Le MFA a organisé et accueilli de nombreuses expositions majeures pendant son mandat, parmi lesquelles celles consacrées à Ansel Adams, Hokusai, John Singer Sargent, Claude Monet et Jean-Michel Basquiat, mais aucune n’a été autant sous les projecteurs que la rétrospective itinérante de Philip Guston, reportée de manière controversée en raison des inquiétudes suscitées par les représentations de membres du Ku Klux Klan dans l’œuvre de l’artiste. Après que l’exposition a été suspendue à l’été 2020, dans le contexte des manifestations du mouvement Black Lives Matter et de la prise de conscience nationale concernant le racisme qui ont suivi le meurtre de George Floyd, elle a finalement été présentée à Boston au printemps 2022, où elle a reçu des critiques extrêmement positives, ainsi que lors des présentations suivantes, à Houston, Washington et Londres.
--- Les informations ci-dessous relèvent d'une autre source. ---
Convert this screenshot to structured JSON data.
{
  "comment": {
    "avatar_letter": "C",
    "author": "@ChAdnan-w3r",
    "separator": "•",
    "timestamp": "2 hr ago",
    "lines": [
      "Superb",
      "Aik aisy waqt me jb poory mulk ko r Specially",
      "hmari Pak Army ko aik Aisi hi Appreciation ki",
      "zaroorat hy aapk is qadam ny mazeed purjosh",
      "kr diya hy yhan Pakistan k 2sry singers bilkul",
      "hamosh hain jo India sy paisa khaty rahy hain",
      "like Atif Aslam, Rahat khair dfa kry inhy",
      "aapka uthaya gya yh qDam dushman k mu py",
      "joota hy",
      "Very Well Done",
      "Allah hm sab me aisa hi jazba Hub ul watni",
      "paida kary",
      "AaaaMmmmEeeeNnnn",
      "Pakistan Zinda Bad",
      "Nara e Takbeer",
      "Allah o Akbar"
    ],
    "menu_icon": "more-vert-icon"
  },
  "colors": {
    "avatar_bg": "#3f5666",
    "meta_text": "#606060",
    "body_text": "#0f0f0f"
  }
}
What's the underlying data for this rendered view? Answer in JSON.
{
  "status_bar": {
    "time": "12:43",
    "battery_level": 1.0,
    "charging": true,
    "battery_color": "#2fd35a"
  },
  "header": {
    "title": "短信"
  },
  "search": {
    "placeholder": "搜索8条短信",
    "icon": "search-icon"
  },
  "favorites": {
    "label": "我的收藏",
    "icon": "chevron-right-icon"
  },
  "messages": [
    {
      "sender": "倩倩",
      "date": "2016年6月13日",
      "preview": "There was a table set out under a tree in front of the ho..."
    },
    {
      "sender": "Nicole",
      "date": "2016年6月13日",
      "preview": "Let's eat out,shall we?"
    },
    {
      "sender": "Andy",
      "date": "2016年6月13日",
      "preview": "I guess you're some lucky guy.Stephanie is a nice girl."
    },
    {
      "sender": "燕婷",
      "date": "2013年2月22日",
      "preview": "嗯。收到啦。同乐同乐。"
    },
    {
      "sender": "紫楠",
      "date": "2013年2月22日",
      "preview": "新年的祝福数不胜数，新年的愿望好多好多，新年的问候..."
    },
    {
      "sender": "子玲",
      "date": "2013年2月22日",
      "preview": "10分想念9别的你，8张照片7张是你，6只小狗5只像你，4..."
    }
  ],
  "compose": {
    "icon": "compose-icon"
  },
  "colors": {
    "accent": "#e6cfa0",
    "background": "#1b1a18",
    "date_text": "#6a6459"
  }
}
Dans un entretien accordé en 2021 à The Art Newspaper, dans lequel il évoquait les nombreux obstacles auxquels son musée avait été confronté au cours des deux années précédentes, Matthew Teitelbaum avait reconnu trois types de défis auxquels son institution (et, sous diverses formes, la plupart des musées d’art) devait faire face. Le premier est d’ordre financier, pour faire fonctionner une grande institution avec un budget relativement limité ; le deuxième concerne les problèmes d’accessibilité et d’ouverture mis en lumière par l’incident de 2019 avec les étudiants en visite – « la manière dont nous traitons les inégalités systémiques dans notre institution, qui vont de la rémunération à la diversité en passant par les questions d’accessibilité à nos institutions », avait-il dit. Enfin, il avait déclaré que les principales questions qui se posaient étaient celles du rôle, de la définition et de l’objectif d’un musée au XXIe siècle.
« Je pense que cela représente un défi pour les institutions de premier plan, car nous occupons la place qui est la nôtre, et nous en sommes fiers, grâce aux collections extraordinaires que nous avons constituées au fil des générations, avait-il poursuivi. Le bâtiment et le campus que nous possédons, notre sens du lieu et de l’histoire, sont autant d’éléments qui nous permettent de maintenir et de développer ces collections. Mais pour maintenir et développer cela, nous devons continuellement affiner la question de la pertinence : Quel rôle joue le musée ? Comment rassemble-t-il les gens ? Comment créer un lieu de vie pour l’ensemble de nos communautés ? »
Historien de l’art canadien, Matthew Teitelbaum a rejoint le MFA de Boston après avoir quitté sa ville natale de Toronto, où il était auparavant directeur de la Art Gallery of Ontario. Il a aussi occupé l’un de ses premiers postes de conservateur à l’Institute of Contemporary Art de Boston. Il est titulaire d’une licence en histoire canadienne de l’université Carleton d’Ottawa, d’un Master en peinture et sculpture européennes modernes du Courtauld Institute of Art de Londres et d’un doctorat honoris causa de l’université Queen’s, au Canada.